Iniciativas
Rio+20 and the Green Economy: the need for a new paradigm Rio+20 and the Green Economy: the need for a new paradigm

 

The People’s Dialogue invites your participation in an intercontinental seminar to be held in Johannesburg (5 –7 May 2012) on the green economy in preparation for the Rio+20 United Nations Conference on Sustainable Development. It takes forward discussions we have had as the People’s Dialogue in the context of the multi-dimensional crisis of civilisation. Specifically the seminar will focus on the need to develop alternative paradigms and development strategies capable of ensuring a decent life for all while guaranteeing the integrity of the planet.

 

The depth of the crisis and the increasing threat to life requires not just the framing of these alternatives but the development of advocacy strategies to promote these alternatives.

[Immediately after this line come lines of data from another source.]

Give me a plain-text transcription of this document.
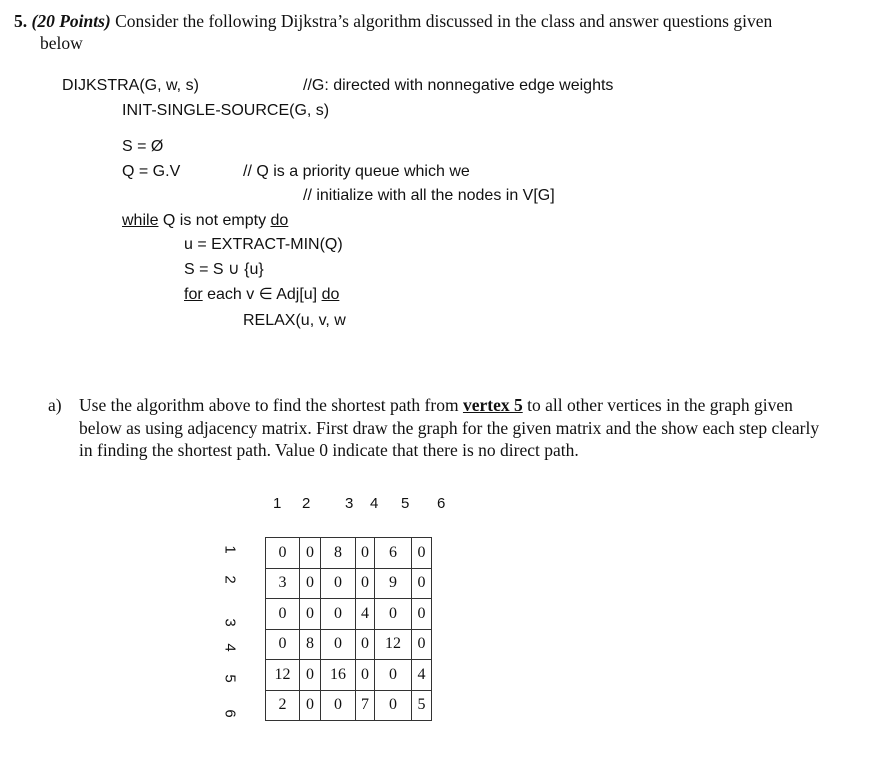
5. (20 Points) Consider the following Dijkstra’s algorithm discussed in the class and answer questions given
below
DIJKSTRA(G, w, s)	//G: directed with nonnegative edge weights
INIT-SINGLE-SOURCE(G, s)
S = Ø
Q = G.V	// Q is a priority queue which we
// initialize with all the nodes in V[G]
while Q is not empty do
u = EXTRACT-MIN(Q)
S = S ∪ {u}
for each v ∈ Adj[u] do
RELAX(u, v, w
a) Use the algorithm above to find the shortest path from vertex 5 to all other vertices in the graph given below as using adjacency matrix. First draw the graph for the given matrix and the show each step clearly in finding the shortest path. Value 0 indicate that there is no direct path.
1 2 3 4 5 6
1
2
3
4
5
6
0	0	8	0	6	0
3	0	0	0	9	0
0	0	0	4	0	0
0	8	0	0	12	0
12	0	16	0	0	4
2	0	0	7	0	5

The Rio + 20 UN Summit where the future of humanity and the planet will be debated and the parallel civil society People’s Summit will provide critical opportunities for coming to terms with the depth and severity of the ecological, economic and social crises we face as well as the different alternatives that need to be mobilised around.

 

The tortured and tiring outcomes of COP 17 and other recent global Summits that promised much yet delivered little should caution anyone that hopes that the 20th anniversary of the Earth Summit, the so-called Rio + 20Summit will provide real solutions to our planetary crisis. The fact that the global elite have only allocated 2 and half days of discussions to the official Summit suggests there is nothing like the expectations that accompanied the initial ’92 Earth Summit. Almost twenty years on, hundreds of Summits and meetings later and thousands of pages of resolutions, declarations and protocols, the situation is much worse. The issues of unsustainability in respect of global warming, eco-system degradation biodiversity, ocean acidification, inequality, food insecurity are becoming dire.

 

One of the main issues for discussion at Rio+20 is the green economy. The real danger for civil society is that just as the concept sustainable development, the green economy proposals are extremely seductive while providing a cover for continued neoliberal policies.

 

The United Nations Environmental Programme (UNEP), the lead agency preparing the Rio Summit is pushing for nature to be precisely measured and valued, according to the ‘services’ it provides (cleaning water, capturing carbon and so on). This way nature’s services can be costed, offset and traded on markets, via credits, similar to carbon trading. Giving nature a monetary value or putting a price tag on it, is the best way to protect it, UNEP argues.

 

The approach has been heavily criticised by social movements and other civil society organisations as it would mean assigning private property rights to nature, commodifying and privatising nature. Leaving nature to the market would undermine the opportunities of communities and states to protect the commons. The proposed seminar would need to engage with this approach, especially in light of the carbon trading debacle.

 

As the People’s Dialogue bringing together popular organisations from Southern East and West Africa and Latin America we see Rio + 20 as an opportunity to deepen our critique, extend our common analysis as well as consolidating our exchanges on alternative paradigms based on a cross-sectional (feminist, indigenous, faith-based, labour, peasant, NGOs, etc.) cross-continental dialogue. Important and relevant people’s alternative processes and campaigns such as the Rural Women’s Assembly, the Million Climate Jobs and many others will be promoted in the seminar as concrete steps towards building alternative paradigms and strategies. In this way we will contribute to strengthening and building greater unity of the various platforms movements linked to the People’s Dialogue are already involved in. Here lies the greatest possibility for outreaching and advancing popular demands, struggles and alternatives.

 

A range of powerful social movements in Brazil, Latin America and across the world have come together to prepare a parallel People’s Summit to the UN’s Rio + 20 Summit. It is critical that African social movements and civil society are mobilised to intervene in these discussions at their country level, regionally and globally to ensure that the specificities of the multi-dimensional crises of Africa are integrated into global civil society’s platforms.